On 08/22/2016 06:06 PM, Pablo Neira Ayuso wrote:
> On Fri, Aug 19, 2016 at 07:07:39PM +0200, Thomas Graf wrote:

>> You brought up multiple tables which reflect the cumulative approach.
>> This sometimes works but has its issues as well. Users must be aware
>> of each other and anticipate what rules other users might inject
>> before or after their own tables. The very existence of firewalld which
>> aims at democratizing this collaboration proves this point.
> 
> Firewalld, was really required in the iptables predefined tables
> model, in nft last time we talked about this during NFWS'15, future
> plans for firewalld were not clear yet.
> 
> Moreover, in nft, different users can indeed dump the ruleset and it
> would be possible to validate if one policy is being shadowed by
> another coming later on. The bpf bytecode dump cannot be taken to the
> original representation.

But as Thomas said - both things address different use-cases. For
container setups, there is no administrator involved to use cli tools,
so I don't think that's really much of an argument.

>> So in that sense I would very much like for both models to be made
>> available to users. nftables+cgroups for a cumulative approach as
>> well as BPF+cgroups for the delegation approach.  I don't see why the
>> cgroups based filtering capability should not be made available to both.
> 
> This patchset also needs an extra egress hook, not yet known where to
> be placed, so two hooks in the network stacks in the end, 

That should be solvable, I'm sure. I can as well leave egress out for
the next version so it can be added later on.

> and this only works for cgroups version 2.

I don't see a problem with that, as v1 and v2 hierarchies can peacefully
coexist.

> Last time we talked about this, main concerns were that this was too
> specific, but this approach seems even more specific to me.

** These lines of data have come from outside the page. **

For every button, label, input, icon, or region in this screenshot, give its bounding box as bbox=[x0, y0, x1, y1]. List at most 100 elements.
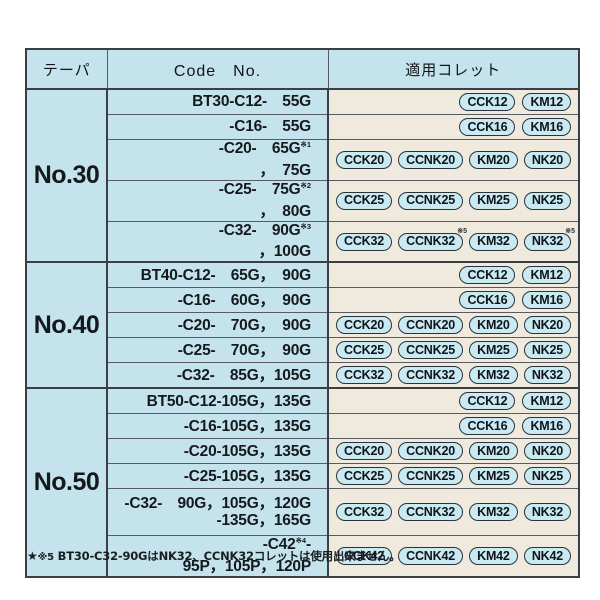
table-row: -C16-105G，135G CCK16 KM16 bbox=[26, 413, 580, 440]
collet-pill-cck16[interactable]: CCK16 bbox=[459, 118, 516, 136]
collet-pill-ccnk25[interactable]: CCNK25 bbox=[398, 467, 463, 486]
collet-pill-nk20[interactable]: NK20 bbox=[523, 150, 571, 169]
collet-cell: CCK16 KM16 bbox=[327, 287, 580, 314]
table-row: -C20- 70G， 90G CCK20 CCNK20 KM20 NK20 bbox=[26, 312, 580, 339]
collet-pill-nk25[interactable]: NK25 bbox=[523, 467, 571, 486]
collet-pill-row: CCK25 CCNK25 KM25 NK25 bbox=[336, 341, 571, 360]
code-no-cell: -C25-105G，135G bbox=[106, 463, 329, 490]
collet-pill-km16[interactable]: KM16 bbox=[522, 417, 571, 436]
collet-pill-ccnk25[interactable]: CCNK25 bbox=[398, 191, 463, 210]
collet-pill-nk25[interactable]: NK25 bbox=[523, 191, 571, 210]
table-row: No.50 BT50-C12-105G，135G CCK12 KM12 bbox=[25, 387, 580, 578]
collet-pill-superscript: ※5 bbox=[565, 227, 575, 235]
collet-pill-ccnk32[interactable]: CCNK32 bbox=[398, 366, 463, 385]
collet-pill-km25[interactable]: KM25 bbox=[469, 191, 518, 210]
code-no-cell: -C20-105G，135G bbox=[106, 438, 329, 465]
collet-pill-cck20[interactable]: CCK20 bbox=[336, 316, 392, 335]
collet-pill-ccnk20[interactable]: CCNK20 bbox=[398, 316, 463, 335]
collet-pill-cck12[interactable]: CCK12 bbox=[459, 392, 516, 411]
collet-pill-km20[interactable]: KM20 bbox=[469, 442, 518, 461]
collet-pill-cck20[interactable]: CCK20 bbox=[336, 442, 392, 461]
collet-pill-cck25[interactable]: CCK25 bbox=[336, 467, 392, 486]
collet-pill-ccnk32[interactable]: CCNK32 bbox=[398, 503, 463, 522]
collet-cell: CCK25 CCNK25 KM25 NK25 bbox=[327, 463, 580, 490]
collet-pill-nk32[interactable]: NK32 bbox=[523, 366, 571, 385]
collet-pill-km12[interactable]: KM12 bbox=[522, 266, 571, 285]
table-row: -C25- 70G， 90G CCK25 CCNK25 KM25 NK25 bbox=[26, 337, 580, 364]
collet-pill-cck20[interactable]: CCK20 bbox=[336, 150, 392, 169]
column-header-code-no: Code No. bbox=[106, 48, 329, 90]
code-no-cell: BT30-C12- 55G bbox=[106, 88, 329, 115]
collet-pill-km20[interactable]: KM20 bbox=[469, 316, 518, 335]
collet-pill-km25[interactable]: KM25 bbox=[469, 341, 518, 360]
collet-pill-ccnk20[interactable]: CCNK20 bbox=[398, 442, 463, 461]
taper-cell-no50: No.50 bbox=[25, 387, 108, 578]
collet-pill-nk25[interactable]: NK25 bbox=[523, 341, 571, 360]
collet-pill-nk20[interactable]: NK20 bbox=[523, 442, 571, 461]
collet-pill-cck12[interactable]: CCK12 bbox=[459, 93, 516, 111]
collet-pill-km42[interactable]: KM42 bbox=[469, 547, 518, 566]
table-row: -C32- 90G，105G，120G -135G，165G CCK32 CCNK32… bbox=[26, 488, 580, 537]
collet-pill-ccnk20[interactable]: CCNK20 bbox=[398, 150, 463, 169]
collet-compatibility-table: テーパ Code No. 適用コレット No.30 BT30-C12- 55G CC… bbox=[25, 48, 580, 579]
collet-pill-ccnk25[interactable]: CCNK25 bbox=[398, 341, 463, 360]
table-row: -C32- 90G※3 ，100G CCK32 CCNK32 ※5 KM32 NK32 ※5 bbox=[26, 220, 580, 263]
collet-pill-row: CCK12 KM12 bbox=[336, 392, 571, 411]
collet-pill-row: CCK25 CCNK25 KM25 NK25 bbox=[336, 191, 571, 210]
star-icon: ★ bbox=[27, 549, 38, 563]
collet-pill-cck25[interactable]: CCK25 bbox=[336, 191, 392, 210]
code-no-cell: -C32- 90G※3 ，100G bbox=[106, 220, 329, 263]
collet-cell: CCK32 CCNK32 ※5 KM32 NK32 ※5 bbox=[327, 220, 580, 263]
collet-pill-row: CCK12 KM12 bbox=[336, 93, 571, 111]
collet-pill-ccnk32[interactable]: CCNK32 ※5 bbox=[398, 228, 467, 251]
collet-pill-nk32[interactable]: NK32 bbox=[523, 503, 571, 522]
table-row: -C25-105G，135G CCK25 CCNK25 KM25 NK25 bbox=[26, 463, 580, 490]
collet-pill-cck42[interactable]: CCK42 bbox=[336, 547, 392, 566]
code-no-cell: BT50-C12-105G，135G bbox=[106, 387, 329, 415]
collet-pill-nk32[interactable]: NK32 ※5 bbox=[523, 228, 575, 251]
collet-pill-cck32[interactable]: CCK32 bbox=[336, 503, 392, 522]
collet-pill-nk42[interactable]: NK42 bbox=[523, 547, 571, 566]
collet-pill-cck12[interactable]: CCK12 bbox=[459, 266, 516, 285]
column-header-taper: テーパ bbox=[25, 48, 108, 90]
collet-pill-km16[interactable]: KM16 bbox=[522, 118, 571, 136]
collet-pill-cck25[interactable]: CCK25 bbox=[336, 341, 392, 360]
table-row: No.40 BT40-C12- 65G， 90G CCK12 KM12 bbox=[25, 261, 580, 389]
table-header: テーパ Code No. 適用コレット bbox=[25, 48, 580, 90]
collet-pill-cck16[interactable]: CCK16 bbox=[459, 417, 516, 436]
collet-pill-km16[interactable]: KM16 bbox=[522, 291, 571, 310]
code-no-cell: -C42※4- 95P，105P，120P bbox=[106, 535, 329, 579]
collet-pill-row: CCK20 CCNK20 KM20 NK20 bbox=[336, 316, 571, 335]
code-no-cell: -C25- 70G， 90G bbox=[106, 337, 329, 364]
table-row: -C32- 85G，105G CCK32 CCNK32 KM32 NK32 bbox=[26, 362, 580, 389]
collet-pill-row: CCK20 CCNK20 KM20 NK20 bbox=[336, 150, 571, 169]
collet-cell: CCK32 CCNK32 KM32 NK32 bbox=[327, 488, 580, 537]
collet-pill-row: CCK16 KM16 bbox=[336, 291, 571, 310]
collet-pill-row: CCK32 CCNK32 KM32 NK32 bbox=[336, 503, 571, 522]
collet-cell: CCK16 KM16 bbox=[327, 114, 580, 140]
collet-pill-km32[interactable]: KM32 bbox=[469, 232, 518, 251]
collet-pill-cck16[interactable]: CCK16 bbox=[459, 291, 516, 310]
collet-pill-km32[interactable]: KM32 bbox=[469, 503, 518, 522]
collet-pill-km12[interactable]: KM12 bbox=[522, 392, 571, 411]
collet-cell: CCK20 CCNK20 KM20 NK20 bbox=[327, 438, 580, 465]
footnote: ★※5 BT30-C32-90GはNK32、CCNK32コレットは使用出来ません… bbox=[27, 548, 401, 564]
collet-pill-ccnk42[interactable]: CCNK42 bbox=[398, 547, 463, 566]
code-no-cell: -C32- 85G，105G bbox=[106, 362, 329, 389]
table-row: -C16- 60G， 90G CCK16 KM16 bbox=[26, 287, 580, 314]
collet-pill-km12[interactable]: KM12 bbox=[522, 93, 571, 111]
collet-pill-nk20[interactable]: NK20 bbox=[523, 316, 571, 335]
collet-pill-row: CCK20 CCNK20 KM20 NK20 bbox=[336, 442, 571, 461]
code-superscript: ※2 bbox=[300, 180, 311, 190]
collet-pill-km32[interactable]: KM32 bbox=[469, 366, 518, 385]
collet-pill-cck32[interactable]: CCK32 bbox=[336, 232, 392, 251]
collet-pill-km25[interactable]: KM25 bbox=[469, 467, 518, 486]
footnote-mark: ※5 bbox=[37, 552, 54, 563]
collet-pill-cck32[interactable]: CCK32 bbox=[336, 366, 392, 385]
table-row: -C20-105G，135G CCK20 CCNK20 KM20 NK20 bbox=[26, 438, 580, 465]
table-body: No.30 BT30-C12- 55G CCK12 KM12 -C16- 55G CCK1… bbox=[25, 87, 580, 579]
collet-pill-km20[interactable]: KM20 bbox=[469, 150, 518, 169]
collet-cell: CCK12 KM12 bbox=[327, 387, 580, 415]
footnote-text: BT30-C32-90GはNK32、CCNK32コレットは使用出来ません。 bbox=[57, 549, 401, 563]
table-row: No.30 BT30-C12- 55G CCK12 KM12 bbox=[25, 87, 580, 263]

Hmm, I disagree - bpf programs that are associated with cgroups are
rather something that can be extended a lot in the future, for instance
for handling port binding permissions etc. Unlike the proposed network
cgroup controller with all sorts of complicated knobs to control ranges
of ports etc, a bpf program that take care of that in a much more
versatile way.

I also strongly believe we can have both, a cgroup controller that has
bpf programs for socket filtering and other things, _and_ a "post socket
lookup netfilter" table type. Both will have their individual use-cases.